البَابَا يُصْلِي مِنْ أَجَلِ جَمِيعِ النَّاطِقينَ بِاللُّغَةِ العَرَبِيَّةِ. لِيُبَارِك الرَّبّ جَمِيعَكُمْ.

[Il Papa prega per tutte le persone di lingua araba. Dio vi benedica tutti.]

[00110-08.01] [Testo originale: Arabo]

Saluto in lingua italiana  

Rivolgo un cordiale benvenuto ai pellegrini di lingua italiana. Saluto le religiose, gli studenti e i gruppi parrocchiali. Saluto in particolare i fedeli di Frazzanò, accompagnati dal Vescovo di Patti, Mons. Ignazio Zambito, in occasione dell’Anno Giubilare per l’anniversario della morte del monaco San Lorenzo, vostro patrono. A tutti l’auspicio che la Settimana di preghiera per l’unità dei cristiani stimoli in ogni comunità l’impegno a chiedere con insistenza al Signore il dono dell’unità e a vivere la comunione fraterna.
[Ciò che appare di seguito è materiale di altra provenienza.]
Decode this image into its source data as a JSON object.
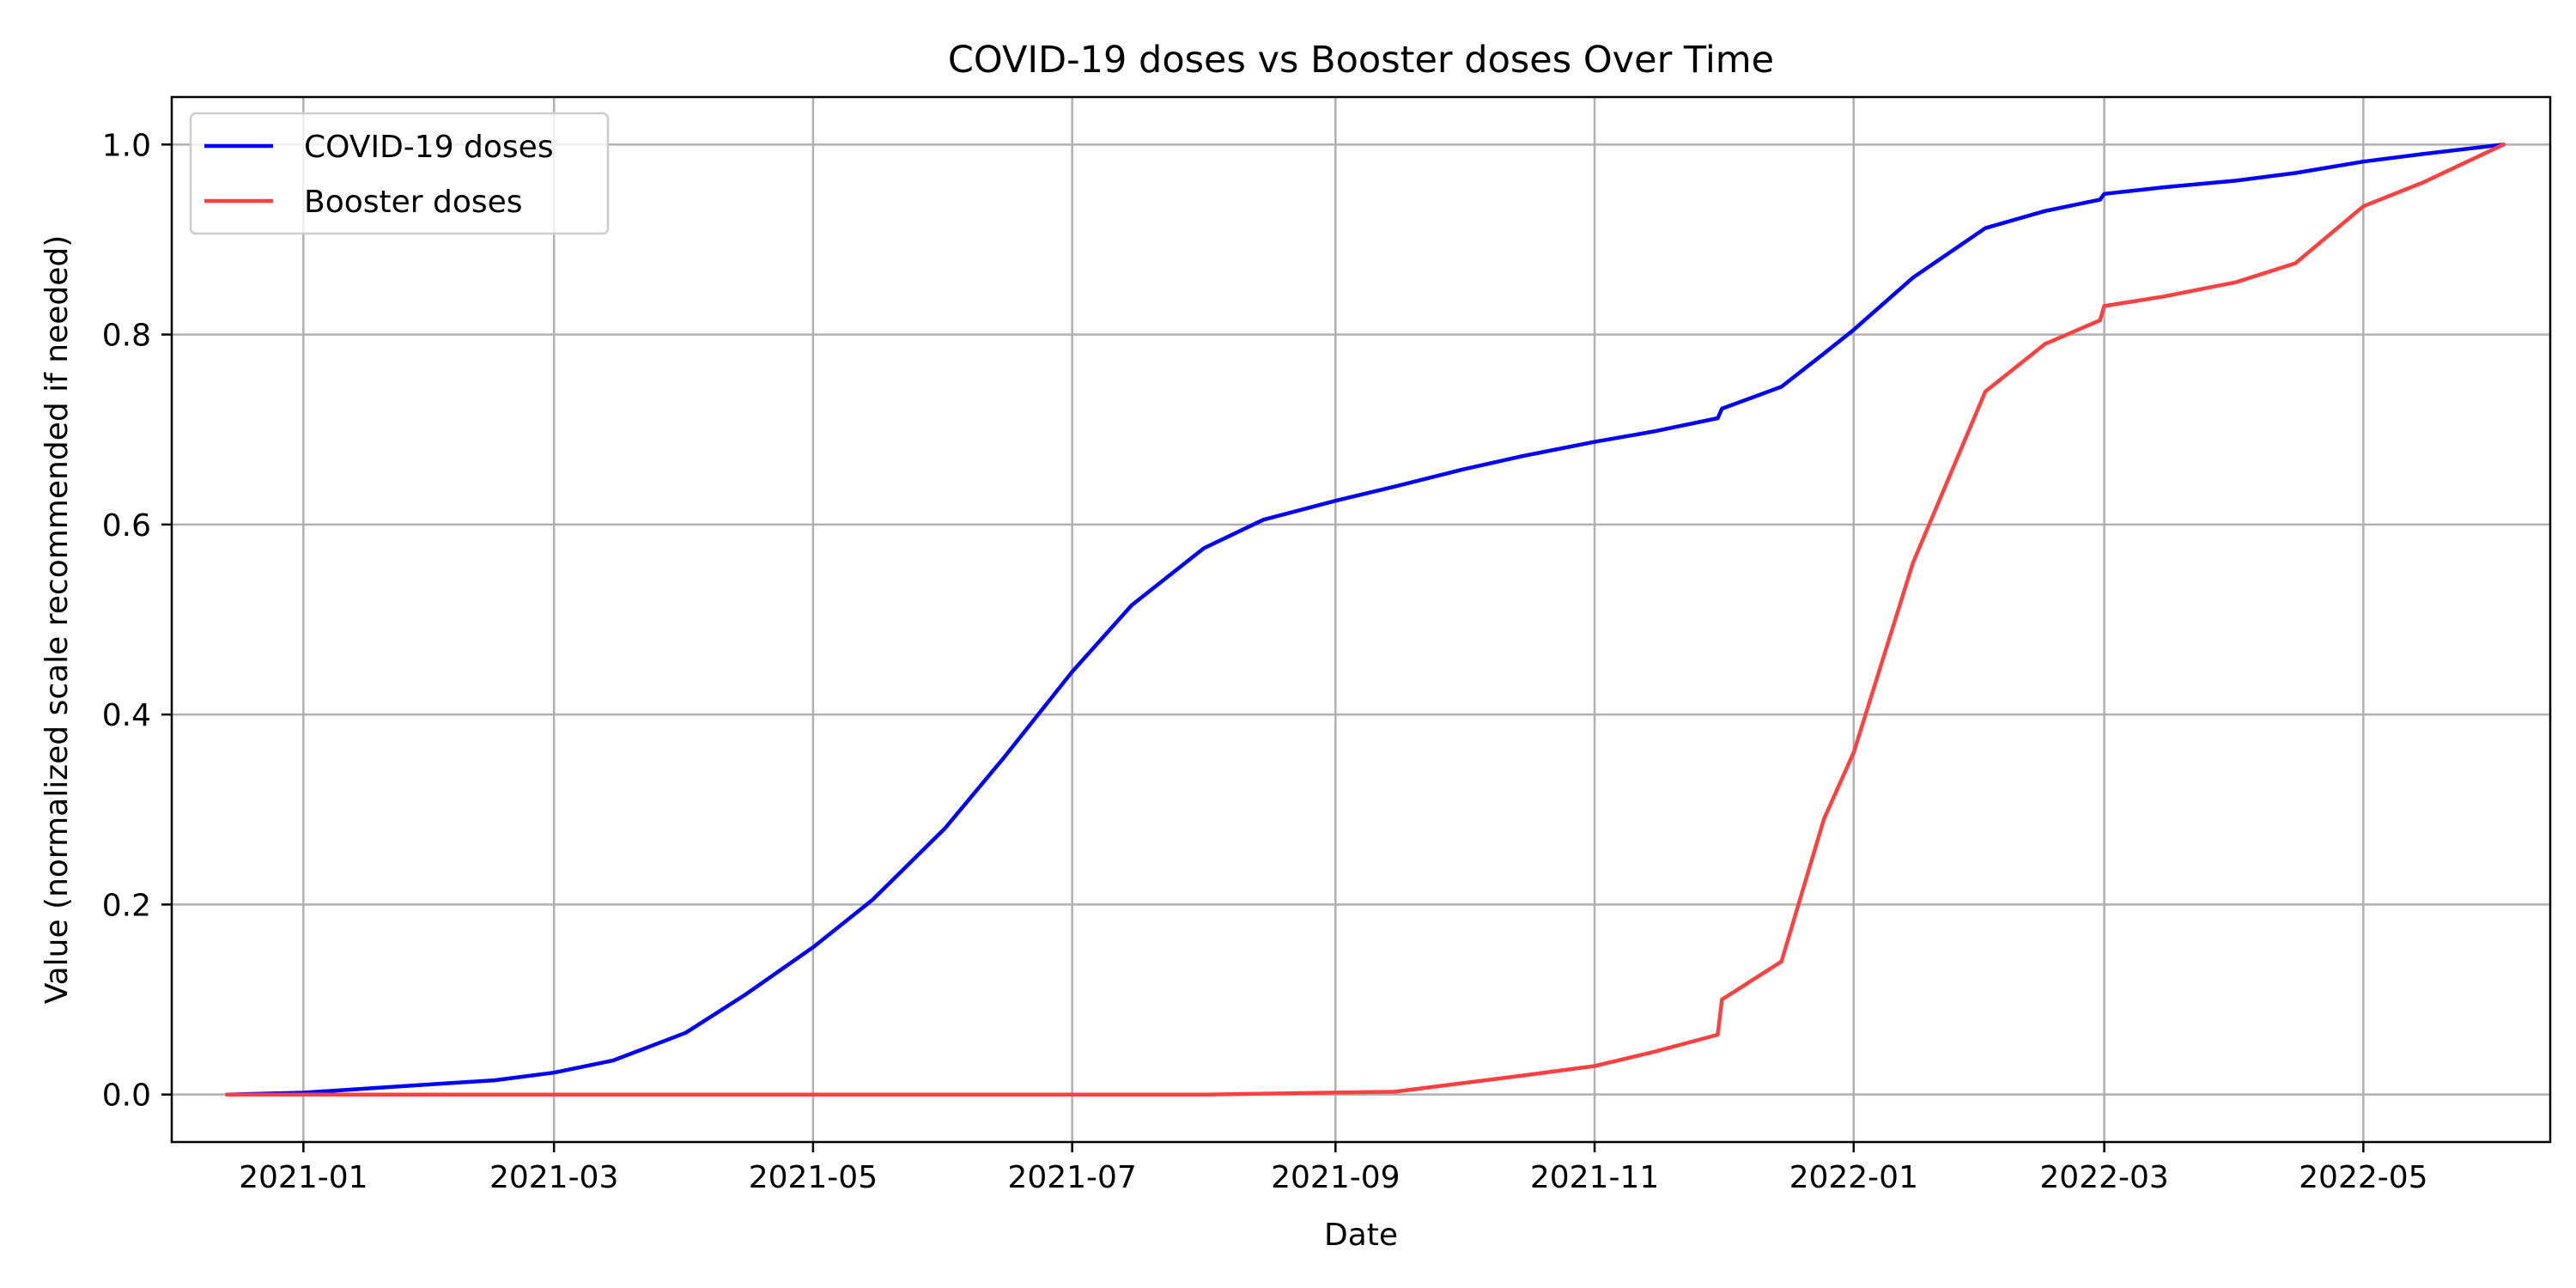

Infine, un pensiero affettuoso ai giovani, ai malati e agli sposi novelli. Venerdì prossimo celebreremo la Festa della Conversione di San Paolo. Cari giovani, l’Apostolo Paolo sia per voi modello di integrità di vita e di radicalità nella fede. Cari ammalati, offrite le vostre sofferenze per la causa dell’unità della Chiesa di Cristo. E voi, cari sposi novelli, ispiratevi alla vita dell’Apostolo delle genti, riconoscendo il primato a Dio e al suo amore nella vostra vita familiare. Grazie e auguri a tutti voi.

[00111-01.01] [Testo originale: Italiano]

APPELLO DEL SANTO PADRE  

Seguo con preoccupazione le notizie giunte dall’Indonesia, dove una grande alluvione ha devastato la capitale Giacarta, provocando vittime, migliaia di sfollati e ingenti danni. Desidero esprimere la mia vicinanza alle popolazioni colpite da questa calamità naturale, assicurando la mia preghiera e incoraggiando alla solidarietà affinché a nessuno manchi il necessario soccorso.